Le représentant a approuvé le fait que le projet d’article 1er confirme la conception classique reconnaissant le droit exclusif d’un Etat d’exercer la protection diplomatique pour protéger les intérêts d’un de ses ressortissants lésé par un autre Etat, ce qui la distingue d’autres formes de responsabilité internationale.  A cet égard, M. Petru a appuyé fermement le projet d’article sur les apatrides et réfugiés, qui est une exception à l’article 1er.  Le droit de l’Etat de nationalité d’un navire de présenter une réclamation au nom de l’équipage et éventuellement aussi des passagers, quelle que soit la nationalité des personnes concernées, n’est pas justifié car c’est le lien de nationalité qui donne le droit à un Etat d’exercer la protection diplomatique. Par ailleurs, M.Petru a jugé intéressants les travaux de la CDI sur la responsabilité des organisations internationales et a appuyé à cette fin les travaux de celle-ci.


M. YORAM DINSTEIN (Israël), passant en revue tous les sujets dont traite le rapport de la Commission du droit international sur les travaux de sa cinquante-quatrième session, a exprimé sa satisfaction concernant l’idée de limiter le champ d’application des projets d’articles sur la protection diplomatique essentiellement aux réclamations de l’Etat de nationalité et à l’épuisement des recours internes.  Le délégué a longuement expliqué que cela permettrait de mieux achever l’examen des travaux envisagés.


Par ailleurs, M. Dinstein s’est attardé sur le sujet des réserves aux traités.  Plus précisément, concernant la possibilité d’émettre une réserve à un traité par courrier électronique ou par télécopie, le représentant a estimé qu’on ne peut plus fermer les yeux sur l’utilisation universelle du courrier électronique ou de la télécopie comme moyen de communication immédiat.  Il est vrai que le courrier électronique risque de disparaître, mais cela est également vrai pour le courrier postal.  Toutes craintes concernant ces moyens de communication des réserves devraient être dissipées, car une confirmation par écrit sera exigée.

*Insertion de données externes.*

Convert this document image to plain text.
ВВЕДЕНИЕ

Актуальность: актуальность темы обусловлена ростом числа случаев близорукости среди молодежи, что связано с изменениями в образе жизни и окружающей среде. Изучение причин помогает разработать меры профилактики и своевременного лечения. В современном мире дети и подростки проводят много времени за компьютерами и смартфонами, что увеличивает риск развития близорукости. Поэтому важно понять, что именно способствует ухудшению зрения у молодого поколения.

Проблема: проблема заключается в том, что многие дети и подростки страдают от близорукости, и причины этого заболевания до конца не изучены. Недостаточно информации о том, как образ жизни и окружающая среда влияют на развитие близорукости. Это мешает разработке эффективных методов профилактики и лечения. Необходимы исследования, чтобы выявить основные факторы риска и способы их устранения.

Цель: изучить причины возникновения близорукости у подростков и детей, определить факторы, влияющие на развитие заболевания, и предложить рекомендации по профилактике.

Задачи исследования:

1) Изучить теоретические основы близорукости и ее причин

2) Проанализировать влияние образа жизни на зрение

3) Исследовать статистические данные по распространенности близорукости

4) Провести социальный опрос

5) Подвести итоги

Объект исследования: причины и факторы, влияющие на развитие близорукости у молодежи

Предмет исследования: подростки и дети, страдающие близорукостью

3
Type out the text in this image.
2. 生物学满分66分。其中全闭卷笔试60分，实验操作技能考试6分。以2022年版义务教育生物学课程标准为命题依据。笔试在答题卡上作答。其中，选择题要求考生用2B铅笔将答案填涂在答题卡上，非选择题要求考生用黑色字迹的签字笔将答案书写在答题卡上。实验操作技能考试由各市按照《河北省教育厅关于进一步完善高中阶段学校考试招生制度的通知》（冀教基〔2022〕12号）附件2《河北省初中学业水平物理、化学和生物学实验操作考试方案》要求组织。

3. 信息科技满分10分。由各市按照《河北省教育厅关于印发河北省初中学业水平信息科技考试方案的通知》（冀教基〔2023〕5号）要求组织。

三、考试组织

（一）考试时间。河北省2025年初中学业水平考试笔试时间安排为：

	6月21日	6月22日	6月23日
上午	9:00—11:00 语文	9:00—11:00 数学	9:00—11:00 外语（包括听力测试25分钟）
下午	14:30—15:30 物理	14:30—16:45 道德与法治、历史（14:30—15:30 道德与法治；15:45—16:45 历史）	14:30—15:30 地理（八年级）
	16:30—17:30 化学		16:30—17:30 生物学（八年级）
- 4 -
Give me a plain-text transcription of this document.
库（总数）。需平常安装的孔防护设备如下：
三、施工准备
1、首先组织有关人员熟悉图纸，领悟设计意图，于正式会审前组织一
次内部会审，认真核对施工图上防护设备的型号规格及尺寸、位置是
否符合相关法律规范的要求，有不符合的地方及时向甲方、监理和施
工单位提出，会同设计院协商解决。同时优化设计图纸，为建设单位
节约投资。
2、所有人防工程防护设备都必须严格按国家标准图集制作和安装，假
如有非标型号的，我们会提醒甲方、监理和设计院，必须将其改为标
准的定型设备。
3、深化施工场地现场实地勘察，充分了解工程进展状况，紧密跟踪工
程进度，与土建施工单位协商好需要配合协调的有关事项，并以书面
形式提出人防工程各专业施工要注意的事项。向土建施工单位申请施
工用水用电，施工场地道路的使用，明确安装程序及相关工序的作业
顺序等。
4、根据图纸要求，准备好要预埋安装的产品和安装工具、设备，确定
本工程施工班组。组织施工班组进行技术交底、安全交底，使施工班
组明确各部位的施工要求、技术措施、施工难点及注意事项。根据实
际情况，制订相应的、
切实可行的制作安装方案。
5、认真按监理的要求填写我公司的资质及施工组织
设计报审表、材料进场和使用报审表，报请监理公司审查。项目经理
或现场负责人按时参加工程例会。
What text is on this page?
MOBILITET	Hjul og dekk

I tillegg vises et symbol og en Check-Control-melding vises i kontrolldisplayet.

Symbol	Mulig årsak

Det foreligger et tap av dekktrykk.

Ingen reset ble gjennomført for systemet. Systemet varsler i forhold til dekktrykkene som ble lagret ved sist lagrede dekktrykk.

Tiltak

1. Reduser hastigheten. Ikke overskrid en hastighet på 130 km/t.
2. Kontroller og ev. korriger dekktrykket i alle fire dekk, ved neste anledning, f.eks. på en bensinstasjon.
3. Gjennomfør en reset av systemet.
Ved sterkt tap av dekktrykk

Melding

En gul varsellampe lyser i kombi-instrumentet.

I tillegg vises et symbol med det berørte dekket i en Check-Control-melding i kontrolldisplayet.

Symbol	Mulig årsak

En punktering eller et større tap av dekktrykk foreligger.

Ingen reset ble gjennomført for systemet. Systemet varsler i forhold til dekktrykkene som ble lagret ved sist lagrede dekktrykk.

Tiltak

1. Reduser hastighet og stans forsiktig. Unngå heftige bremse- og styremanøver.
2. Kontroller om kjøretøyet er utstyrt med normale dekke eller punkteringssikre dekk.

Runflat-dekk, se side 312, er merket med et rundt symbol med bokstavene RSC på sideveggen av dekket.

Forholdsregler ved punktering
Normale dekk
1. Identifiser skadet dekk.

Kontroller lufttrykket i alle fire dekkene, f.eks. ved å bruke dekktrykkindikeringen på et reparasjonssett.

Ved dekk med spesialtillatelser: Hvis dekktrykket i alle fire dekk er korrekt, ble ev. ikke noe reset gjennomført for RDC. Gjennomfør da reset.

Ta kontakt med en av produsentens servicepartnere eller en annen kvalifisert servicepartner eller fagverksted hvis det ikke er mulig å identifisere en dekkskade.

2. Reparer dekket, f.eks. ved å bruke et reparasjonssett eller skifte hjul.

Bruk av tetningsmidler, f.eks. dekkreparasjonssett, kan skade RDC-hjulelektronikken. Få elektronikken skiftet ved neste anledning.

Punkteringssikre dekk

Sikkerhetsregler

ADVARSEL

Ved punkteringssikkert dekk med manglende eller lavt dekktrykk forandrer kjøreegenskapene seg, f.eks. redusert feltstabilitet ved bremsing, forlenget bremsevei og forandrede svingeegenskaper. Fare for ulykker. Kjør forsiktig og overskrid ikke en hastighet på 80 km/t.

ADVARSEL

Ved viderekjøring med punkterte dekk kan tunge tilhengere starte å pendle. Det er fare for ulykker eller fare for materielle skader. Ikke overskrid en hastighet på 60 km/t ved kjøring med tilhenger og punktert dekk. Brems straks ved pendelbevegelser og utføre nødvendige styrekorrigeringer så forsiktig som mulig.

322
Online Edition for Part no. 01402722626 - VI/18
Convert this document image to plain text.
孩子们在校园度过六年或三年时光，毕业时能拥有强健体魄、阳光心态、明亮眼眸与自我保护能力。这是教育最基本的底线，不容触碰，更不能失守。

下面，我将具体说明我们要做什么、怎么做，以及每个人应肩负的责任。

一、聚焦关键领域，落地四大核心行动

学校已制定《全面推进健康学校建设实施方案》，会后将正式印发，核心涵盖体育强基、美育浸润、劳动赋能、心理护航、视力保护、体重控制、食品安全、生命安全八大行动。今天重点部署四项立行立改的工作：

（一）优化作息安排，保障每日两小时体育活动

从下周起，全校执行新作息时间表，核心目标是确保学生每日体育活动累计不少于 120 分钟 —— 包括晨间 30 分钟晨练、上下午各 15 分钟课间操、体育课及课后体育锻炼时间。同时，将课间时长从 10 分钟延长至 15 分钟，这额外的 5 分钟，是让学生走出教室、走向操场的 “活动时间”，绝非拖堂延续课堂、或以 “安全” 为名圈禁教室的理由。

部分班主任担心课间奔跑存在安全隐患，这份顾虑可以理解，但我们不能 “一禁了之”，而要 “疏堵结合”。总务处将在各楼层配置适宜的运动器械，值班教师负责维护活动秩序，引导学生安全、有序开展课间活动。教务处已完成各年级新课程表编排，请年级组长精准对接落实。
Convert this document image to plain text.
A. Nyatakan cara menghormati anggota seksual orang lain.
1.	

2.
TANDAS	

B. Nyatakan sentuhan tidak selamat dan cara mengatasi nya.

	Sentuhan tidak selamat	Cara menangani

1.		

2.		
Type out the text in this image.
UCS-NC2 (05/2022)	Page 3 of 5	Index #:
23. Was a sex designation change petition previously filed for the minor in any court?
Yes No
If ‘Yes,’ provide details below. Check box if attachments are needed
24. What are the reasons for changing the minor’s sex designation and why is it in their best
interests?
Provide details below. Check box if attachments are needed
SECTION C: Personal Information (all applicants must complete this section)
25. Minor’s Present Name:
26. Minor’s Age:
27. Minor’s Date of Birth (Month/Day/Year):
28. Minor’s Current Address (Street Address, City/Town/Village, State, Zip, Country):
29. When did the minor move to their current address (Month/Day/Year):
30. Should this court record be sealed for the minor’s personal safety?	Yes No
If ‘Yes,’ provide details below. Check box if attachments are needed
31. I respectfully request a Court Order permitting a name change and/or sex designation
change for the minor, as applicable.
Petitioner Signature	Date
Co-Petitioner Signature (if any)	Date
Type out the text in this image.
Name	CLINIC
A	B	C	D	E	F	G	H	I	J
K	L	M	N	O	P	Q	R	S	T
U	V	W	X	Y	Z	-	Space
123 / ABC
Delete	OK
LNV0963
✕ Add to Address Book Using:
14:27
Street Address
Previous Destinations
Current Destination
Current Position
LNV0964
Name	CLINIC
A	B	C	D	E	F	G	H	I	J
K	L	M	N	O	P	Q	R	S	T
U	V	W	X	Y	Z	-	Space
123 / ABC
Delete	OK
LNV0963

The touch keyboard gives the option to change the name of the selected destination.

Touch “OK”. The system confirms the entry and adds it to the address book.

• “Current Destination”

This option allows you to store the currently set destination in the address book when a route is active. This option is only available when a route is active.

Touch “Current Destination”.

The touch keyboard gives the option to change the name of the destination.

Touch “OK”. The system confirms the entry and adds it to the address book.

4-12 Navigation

M. JUAN MANUEL GOMEZ ROBLEDO (Mexique), faisant référence aux  projets d’articles 3 et 4 sur la protection diplomatique, adoptés à titre provisoire par la CDI, a estimé que la Commission devrait aborder l’examen de la protection diplomatique des personnes morales une fois que celui de la protection diplomatique des personnes physiques sera terminé.  Sa délégation regrette que la CDI ait décidé de ne pas renvoyer au Comité de rédaction les projets d’articles 12 et 13 concernant la règle de l’épuisement des recours internes.  En revanche, elle se félicite du renvoi de l’article 14, relatif aux exceptions à cette règle qu’elle considère comme essentielle pour la sauvegarde de l’intérêt des parties car cela vise à offrir de plus grandes garanties d’accès aux juridictions internationales.  De plus, M. Gomez Robledo s’est déclaré en faveur de l’incorporation de règles concernant la charge de la preuve dans le projet d’article 14.


Par ailleurs, le représentant a déploré le fait que le projet d’article relatif à la clause Calvo n’ait pas été adopté par la Commission puis renvoyé au Comité de rédaction.  De la l’avis de sa délégation, aucune étude au sujet de la protection diplomatique ne peut être considérée complète sans cette clause.  Il importe de noter que la Constitution mexicaine comprend cette clause.  C’est pourquoi, le Mexique souhaite l’inclusion de la clause Calvo qui, selon son représentant, n’a guère d’incidence sur la souveraineté des Etats.